Assurance-vie et contrat de capitalisation : l’enveloppe d’épargne préférée des Français
L’assurance-vie est un contrat par lequel un assureur s’engage, en échange de versements, à verser un capital ou une rente à l’assuré ou à ses bénéficiaires. Derrière cette définition juridique se cache le placement le plus détenu en France : une enveloppe souple, sans plafond, dans laquelle l’épargnant investit sur un fonds en euros à capital garanti et sur des unités de compte exposées aux marchés, avec une fiscalité qui s’allège au fil du temps et un régime successoral hors du droit commun.

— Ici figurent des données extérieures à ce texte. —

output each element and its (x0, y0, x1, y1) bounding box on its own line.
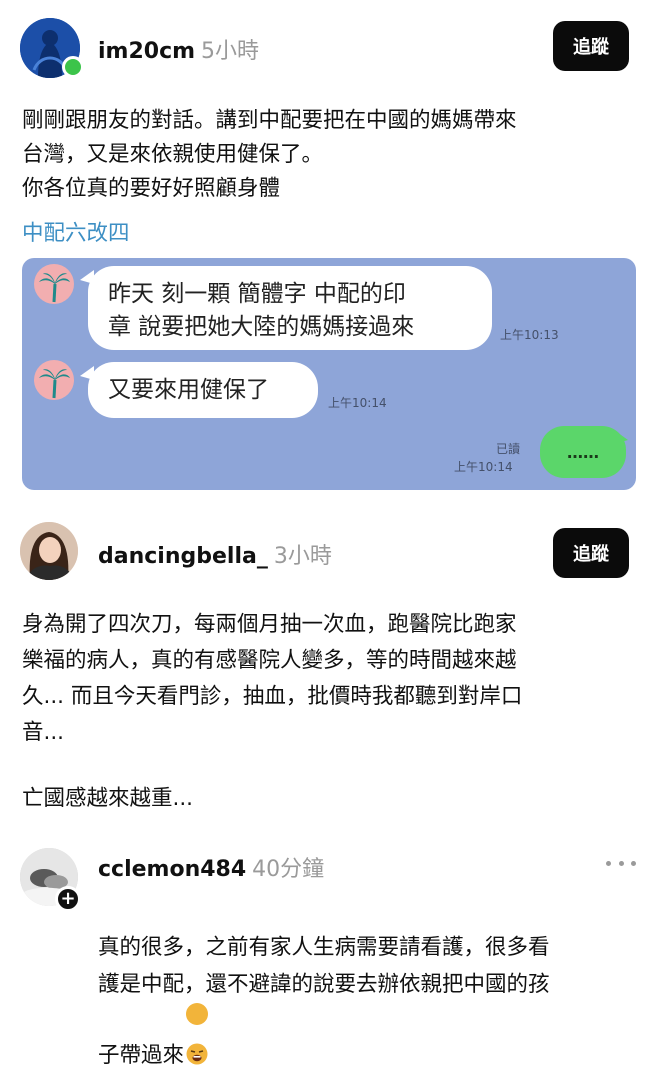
follow-button[interactable]: 追蹤 (553, 21, 629, 71)
read-receipt: 已讀 (496, 442, 521, 456)
chat-screenshot[interactable]: 昨天 刻一顆 簡體字 中配的印 章 說要把她大陸的媽媽接過來 上午10:13 又… (22, 258, 636, 490)
post-body: 剛剛跟朋友的對話。講到中配要把在中國的媽媽帶來 台灣，又是來依親使用健保了。 你… (22, 108, 517, 201)
avatar-portrait-icon (20, 522, 78, 580)
follow-plus-icon[interactable]: + (55, 886, 81, 912)
message-time: 上午10:14 (328, 396, 387, 410)
message-time: 上午10:13 (500, 328, 559, 342)
post-author[interactable]: im20cm 5小時 (98, 33, 259, 65)
chat-avatar (34, 264, 74, 304)
post-time: 5小時 (201, 39, 260, 64)
chat-message: 又要來用健保了 (88, 362, 318, 418)
username[interactable]: cclemon484 (98, 857, 246, 882)
message-time: 上午10:14 (454, 460, 513, 474)
palm-tree-icon (39, 369, 70, 399)
avatar[interactable] (20, 522, 78, 580)
chat-reply: …… (540, 426, 626, 478)
hashtag-link[interactable]: 中配六改四 (22, 216, 130, 247)
post-time: 3小時 (273, 544, 332, 569)
reply-body: 真的很多，之前有家人生病需要請看護，很多看 護是中配，還不避諱的說要去辦依親把中… (98, 892, 638, 1074)
reply-author[interactable]: cclemon484 40分鐘 (98, 851, 324, 883)
post-body-line: 亡國感越來越重... (22, 786, 194, 811)
reply-time: 40分鐘 (252, 857, 325, 882)
username[interactable]: im20cm (98, 39, 195, 64)
tired-face-emoji-icon (186, 1003, 209, 1065)
post-author[interactable]: dancingbella_ 3小時 (98, 538, 332, 570)
post-body: 身為開了四次刀，每兩個月抽一次血，跑醫院比跑家 樂福的病人，真的有感醫院人變多，… (22, 612, 523, 745)
palm-tree-icon (39, 273, 70, 303)
username[interactable]: dancingbella_ (98, 544, 268, 569)
chat-message: 昨天 刻一顆 簡體字 中配的印 章 說要把她大陸的媽媽接過來 (88, 266, 492, 350)
reply-text: 真的很多，之前有家人生病需要請看護，很多看 護是中配，還不避諱的說要去辦依親把中… (98, 935, 550, 1068)
online-status-indicator (62, 56, 84, 78)
chat-avatar (34, 360, 74, 400)
more-options-icon[interactable] (606, 856, 636, 870)
follow-button[interactable]: 追蹤 (553, 528, 629, 578)
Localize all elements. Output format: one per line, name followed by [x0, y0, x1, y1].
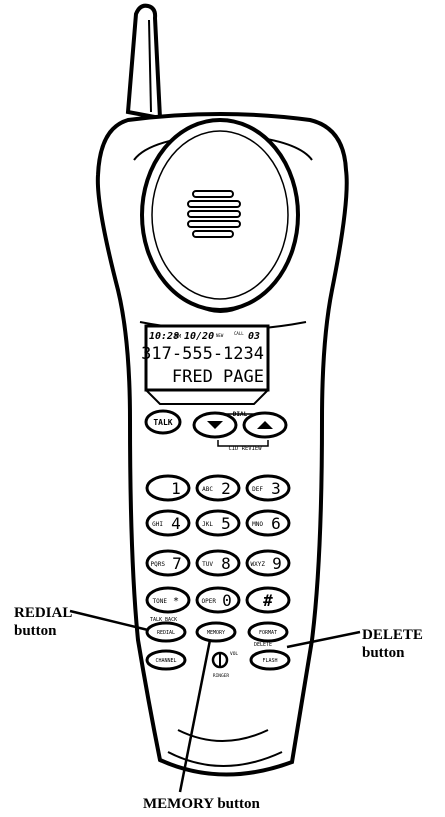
key-hash[interactable]: #	[245, 586, 291, 614]
format-key-label: FORMAT	[259, 630, 277, 636]
delete-callout-subtitle: button	[362, 645, 405, 661]
lcd-phone-number: 317-555-1234	[141, 344, 264, 364]
key-8-digit: 8	[221, 554, 231, 573]
key-7-digit: 7	[172, 554, 182, 573]
key-1[interactable]: 1	[145, 474, 191, 502]
redial-key[interactable]: REDIAL	[145, 621, 187, 643]
flash-key-label: FLASH	[262, 658, 277, 664]
format-key[interactable]: FORMAT	[247, 621, 289, 643]
earpiece	[140, 118, 300, 313]
key-8-letters: TUV	[202, 561, 213, 568]
memory-key[interactable]: MEMORY	[195, 621, 237, 643]
key-9[interactable]: WXYZ 9	[245, 549, 291, 577]
key-9-letters: WXYZ	[251, 561, 266, 568]
ringer-switch[interactable]	[211, 651, 229, 669]
scroll-down-button[interactable]	[192, 411, 238, 439]
key-4[interactable]: GHI 4	[145, 509, 191, 537]
channel-key[interactable]: CHANNEL	[145, 649, 187, 671]
key-5-letters: JKL	[202, 521, 213, 528]
key-star-letters: TONE	[153, 598, 168, 605]
delete-button-callout: DELETE button	[362, 626, 423, 662]
talk-label: TALK	[153, 418, 172, 427]
lcd-call-number: 03	[248, 331, 260, 342]
key-3-letters: DEF	[252, 486, 263, 493]
lcd-call-label: CALL	[234, 331, 244, 336]
key-star-digit: *	[173, 596, 179, 607]
key-5[interactable]: JKL 5	[195, 509, 241, 537]
key-2-letters: ABC	[202, 486, 213, 493]
memory-callout-title: MEMORY button	[143, 796, 260, 812]
key-2[interactable]: ABC 2	[195, 474, 241, 502]
key-2-digit: 2	[221, 479, 231, 498]
delete-callout-title: DELETE	[362, 627, 423, 643]
redial-callout-title: REDIAL	[14, 605, 73, 621]
phone-diagram: 10:28 PM 10/20 NEW CALL 03 317-555-1234 …	[69, 3, 361, 793]
key-hash-digit: #	[263, 591, 273, 610]
talk-button[interactable]: TALK	[144, 409, 182, 435]
lcd-caller-name: FRED PAGE	[172, 367, 264, 387]
redial-button-callout: REDIAL button	[14, 604, 72, 640]
channel-key-label: CHANNEL	[155, 658, 176, 664]
lcd-new-flag: NEW	[216, 333, 224, 338]
key-5-digit: 5	[221, 514, 231, 533]
redial-key-label: REDIAL	[157, 630, 175, 636]
key-0[interactable]: OPER 0	[195, 586, 241, 614]
key-7-letters: PQRS	[151, 561, 166, 568]
key-3-digit: 3	[271, 479, 281, 498]
antenna	[125, 3, 163, 121]
key-star[interactable]: TONE *	[145, 586, 191, 614]
memory-button-callout: MEMORY button	[143, 795, 260, 813]
memory-key-label: MEMORY	[207, 630, 225, 636]
lcd-ampm: PM	[175, 334, 181, 340]
key-8[interactable]: TUV 8	[195, 549, 241, 577]
ringer-label: RINGER	[213, 673, 230, 679]
key-7[interactable]: PQRS 7	[145, 549, 191, 577]
scroll-up-button[interactable]	[242, 411, 288, 439]
redial-callout-subtitle: button	[14, 623, 57, 639]
key-9-digit: 9	[272, 554, 282, 573]
key-6-letters: MNO	[252, 521, 263, 528]
flash-key[interactable]: FLASH	[249, 649, 291, 671]
lcd-date: 10/20	[184, 331, 214, 342]
key-0-digit: 0	[222, 591, 232, 610]
key-4-letters: GHI	[152, 521, 163, 528]
key-3[interactable]: DEF 3	[245, 474, 291, 502]
dial-label: DIAL	[233, 411, 248, 418]
vol-label: VOL	[230, 651, 238, 657]
key-1-digit: 1	[171, 479, 181, 498]
key-6-digit: 6	[271, 514, 281, 533]
delete-key-label: DELETE	[254, 642, 272, 648]
cid-review-label: CID REVIEW	[228, 446, 262, 452]
key-0-letters: OPER	[202, 598, 217, 605]
key-4-digit: 4	[171, 514, 181, 533]
key-6[interactable]: MNO 6	[245, 509, 291, 537]
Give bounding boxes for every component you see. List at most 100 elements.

Fonds en euros et unités de compte
Le fonds en euros est géré par l’assureur, majoritairement en obligations, et garantit le capital investi ; ses intérêts annuels sont définitivement acquis grâce à l’effet cliquet. Les unités de compte sont des supports non garantis : fonds actions et obligataires, ETF, SCPI et OPCI, produits structurés, private equity. Leur valeur fluctue, mais elles offrent un potentiel de rendement supérieur sur le long terme. L’allocation entre les deux poches, ajustable à tout moment par arbitrage, constitue le cœur de la gestion d’un contrat, en gestion libre ou pilotée par un professionnel.
La fiscalité de l’assurance-vie
- Pendant la vie du contrat : aucune imposition tant qu’aucun retrait n’est effectué ; les arbitrages entre supports sont libres de fiscalité.
- En cas de rachat : seule la part de gains comprise dans le retrait est imposée. Après huit ans, un abattement annuel de 4 600 euros pour une personne seule et 9 200 euros pour un couple s’applique sur ces gains, puis un taux réduit de 7,5 % (hors prélèvements sociaux) pour les versements n’excédant pas 150 000 euros.
- En cas de décès : les capitaux transmis aux bénéficiaires désignés échappent aux droits de succession jusqu’à 152 500 euros par bénéficiaire pour les versements effectués avant 70 ans, puis sont taxés à 20 % et 31,25 % au-delà. Les versements après 70 ans bénéficient d’un abattement global de 30 500 euros, les gains restant exonérés.
Le contrat de capitalisation, un jumeau utile
Le contrat de capitalisation fonctionne comme l’assurance-vie pour l’investissement et la fiscalité des rachats, mais ne se dénoue pas au décès : il entre dans la succession et peut être donné de son vivant en conservant son antériorité fiscale. Il est accessible aux personnes morales, ce qui en fait l’outil de trésorerie privilégié des holdings et des sociétés patrimoniales. Beaucoup d’épargnants combinent les deux enveloppes : l’assurance-vie pour transmettre, la capitalisation pour donner et pour la société familiale.
Choisir son contrat
Les critères décisifs sont les frais (sur versement, de gestion, d’arbitrage), la qualité et l’étendue des unités de compte, le rendement historique du fonds en euros, les options de gestion pilotée et la solidité de l’assureur. Les contrats luxembourgeois ajoutent une protection renforcée des avoirs et un accès à des fonds dédiés pour les patrimoines importants. La rédaction de la clause bénéficiaire mérite un soin particulier, idéalement avec un conseiller. Retrouvez assureurs, courtiers et plateformes dans l’annuaire filtré sur l’assurance-vie et la catégorie Assurance et prévoyance.
Questions fréquentes sur l’assurance-vie
L’argent est-il bloqué pendant huit ans ?
Non. Les retraits sont possibles à tout moment ; huit ans est simplement le délai au-delà duquel la fiscalité des gains devient la plus avantageuse. L’antériorité fiscale court dès l’ouverture, d’où l’intérêt d’ouvrir un contrat tôt, même avec un petit versement.
Le fonds en euros est-il vraiment garanti ?
Le capital est garanti par l’assureur, net de frais de gestion dans la plupart des contrats, et les intérêts acquis chaque année le sont définitivement. Cette garantie repose sur la solidité de l’assureur, elle-même surveillée par l’ACPR, et sur le fonds de garantie des assurances de personnes en dernier ressort.
Comment rédiger la clause bénéficiaire ?
La clause standard « mon conjoint, à défaut mes enfants, à défaut mes héritiers » convient à la majorité des situations. Pour des objectifs particuliers, une clause démembrée, à options ou nominative peut être rédigée avec l’aide d’un conseiller ou d’un notaire, et doit être relue à chaque changement de situation familiale.
Ces informations sont fournies à titre pédagogique et ne constituent pas un conseil en investissement.